I never said I was superior or expressed any superiority, except I have said that I am good at what I do and have been top rated by both my students and employers for more than 20 years.
Then, I have basically been attacked by numerous people here, claiming that I don't speak English well-enough (rubbish), that Polish people won't hire me (many satisfied Polish students disagree), that I should teach Russian (huh?)...then, people start volleying back and forth over their own or someone else's expressions or grammar....such silly things...like a bunch of children.
Of course, not everyone has been this way, and I do appreciate the earnest and respectful perspectives and insights.
Lyzko...this reference to this German speaker has no connection...he was factually wrong and otherwise sounds like an idiot.
I'm not sure why you bring it up or what point you are making. Surely, there are plenty of bad teachers and egomaniacal idiots in this world.

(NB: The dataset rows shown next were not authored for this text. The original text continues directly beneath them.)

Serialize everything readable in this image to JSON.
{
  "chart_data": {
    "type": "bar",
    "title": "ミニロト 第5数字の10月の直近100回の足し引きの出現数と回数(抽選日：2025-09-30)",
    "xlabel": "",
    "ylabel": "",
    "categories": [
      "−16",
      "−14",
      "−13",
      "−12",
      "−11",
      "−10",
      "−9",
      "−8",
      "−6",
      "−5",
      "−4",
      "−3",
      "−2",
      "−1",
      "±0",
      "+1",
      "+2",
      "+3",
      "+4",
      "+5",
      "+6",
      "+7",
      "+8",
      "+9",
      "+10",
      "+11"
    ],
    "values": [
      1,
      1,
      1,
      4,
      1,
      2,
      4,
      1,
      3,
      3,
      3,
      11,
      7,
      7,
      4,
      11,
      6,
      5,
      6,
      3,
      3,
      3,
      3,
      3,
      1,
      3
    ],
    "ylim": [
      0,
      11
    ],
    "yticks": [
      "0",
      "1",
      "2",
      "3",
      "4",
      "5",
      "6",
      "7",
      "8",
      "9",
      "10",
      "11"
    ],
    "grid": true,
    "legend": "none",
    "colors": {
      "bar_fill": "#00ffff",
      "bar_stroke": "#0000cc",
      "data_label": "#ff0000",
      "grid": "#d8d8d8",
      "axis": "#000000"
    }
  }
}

Does make me wonder, though, what universal proverbs he was identifying for the audience. Anyway, I'm not a lecturer on linguistics or language instruction. I'm a language teacher. I know how to help people learn...to make the experience as fun, interactive and effective as possible...and ultimately, learn as much as possible in as little time as possible.
Englishman -- speaking with or without an accent is irrelevant to being a good and effective English speaker or English teacher. Such comments are elitist and off the mark.
Any Polish student speaking English will have an accept, and that's quite OK.
To begin with, there are so many accents among English speakers themselves, that it's not as if speaking English is itself monolithic...take some rednecks from Alabama and put them in a room with some hicks from Maine and some spoiled housewives from Long Island and you'd have quite a cocktail of accents...but ultimately, they'd all be able to communicate (despite the fact that they probably wouldn't agree on much).
Then there are a few unlikely local phrases, such British people saying "brilliant" over something that's neither brilliant nor particularly exciting....but it's a common expression...to "boot" and "bonnet" which mean very different things in the UK and America. But these differences are quite limited and quite irrelevant to effective communications.
Some of the most successful business people I know operate in English with a strong foreign accent.
And there are those who say a foreign accent in English is downright romantic -- hats off to the French on that one..although I am often told a Ukrainian accent in English sounds very pleasing -- but the point is that an accent has nothing to do with being an effective communicator (I could make a case it could make someone a better communicator because people pay more attention)...but there are good English teachers from native speaking counties like the UK, US, and Australia, and good English teachers from foreign countries around the world...the difference in teaching skills and teaching ability is not related someone's native language.